Selanjutnya Yuhadi pun menantang walikota untuk membuktikan kepemilikan dua tower crane itu ke publik.
"Kalau memang itu punya pemkot, tolong buktikan. Kapan dibelinya? Berapa anggarannya? Pihak ketiga mana pemenang tendernya?" cecarnya dalam pesan itu.
Komentar itu sangat menarik. Bukan karena hubungan politiknya berseberangan dengan walikota. Tetapi selaku anggota dewan yang lama bertugas di Komiisi III tentu dia sangat paham anggaran apa saja yang pernah diajukan Dinas PU selama ini.

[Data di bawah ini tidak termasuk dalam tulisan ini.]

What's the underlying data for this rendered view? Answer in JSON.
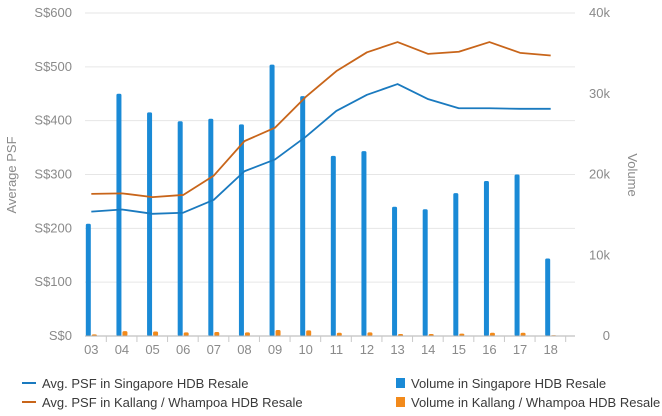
{
  "chart_data": {
    "type": "bar-line-combo",
    "categories": [
      "03",
      "04",
      "05",
      "06",
      "07",
      "08",
      "09",
      "10",
      "11",
      "12",
      "13",
      "14",
      "15",
      "16",
      "17",
      "18"
    ],
    "y_left": {
      "label": "Average PSF",
      "ticks": [
        "S$0",
        "S$100",
        "S$200",
        "S$300",
        "S$400",
        "S$500",
        "S$600"
      ],
      "range": [
        0,
        600
      ]
    },
    "y_right": {
      "label": "Volume",
      "ticks": [
        "0",
        "10k",
        "20k",
        "30k",
        "40k"
      ],
      "range": [
        0,
        40000
      ]
    },
    "bar_series": [
      {
        "name": "Volume in Singapore HDB Resale",
        "color": "#1a8ad6",
        "values": [
          13900,
          30000,
          27700,
          26600,
          26900,
          26200,
          33600,
          29700,
          22300,
          22900,
          16000,
          15700,
          17700,
          19200,
          20000,
          9600
        ]
      },
      {
        "name": "Volume in Kallang / Whampoa HDB Resale",
        "color": "#f28a1b",
        "values": [
          200,
          600,
          550,
          450,
          500,
          450,
          750,
          700,
          400,
          450,
          250,
          250,
          300,
          400,
          400,
          100
        ]
      }
    ],
    "line_series": [
      {
        "name": "Avg. PSF in Singapore HDB Resale",
        "color": "#1a7abf",
        "values": [
          231,
          235,
          227,
          229,
          253,
          306,
          328,
          370,
          418,
          448,
          468,
          440,
          423,
          423,
          422,
          422
        ]
      },
      {
        "name": "Avg. PSF in Kallang / Whampoa HDB Resale",
        "color": "#c8651a",
        "values": [
          264,
          265,
          258,
          262,
          298,
          362,
          387,
          444,
          492,
          527,
          546,
          524,
          528,
          546,
          526,
          521
        ]
      }
    ],
    "grid": "horizontal",
    "legend": "bottom"
  }
}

Aku meminta izin, mengutip komentar pedas itu untuk dijadikan berita. Setelah mendapat persetujuan, berita berjudul "DPRD Tantang Walikota Buktikan Kepemilikan Tower Crane" langsung tayang di online.
Malamnya, kucoba menghubungi Kepala BPKAD setempat. Dia pun mengaku tidak pernah mengetahui jika tower crane itu milik pemkot. Tidak tercatat di bagian aset. Lalu kutelpon Kepala Bapenda. Sang pejabat menyatakan tidak pernah ada pajak dari tower crane.
Ingin kutelpon kembali Herman HN untuk konfirmasi ulang, tapi tidak punya nomornya. Ya sudah, mungkin lewat tulisan ini saja kutanyakan.
Kenapa bapak harus berbohong demi membela kontraktor? Padahal sudah jelas, jejak digital membuktikan jika tower crane di dua lokasi proyek saat ini merupakan sewaan PT Asmi Hidayat.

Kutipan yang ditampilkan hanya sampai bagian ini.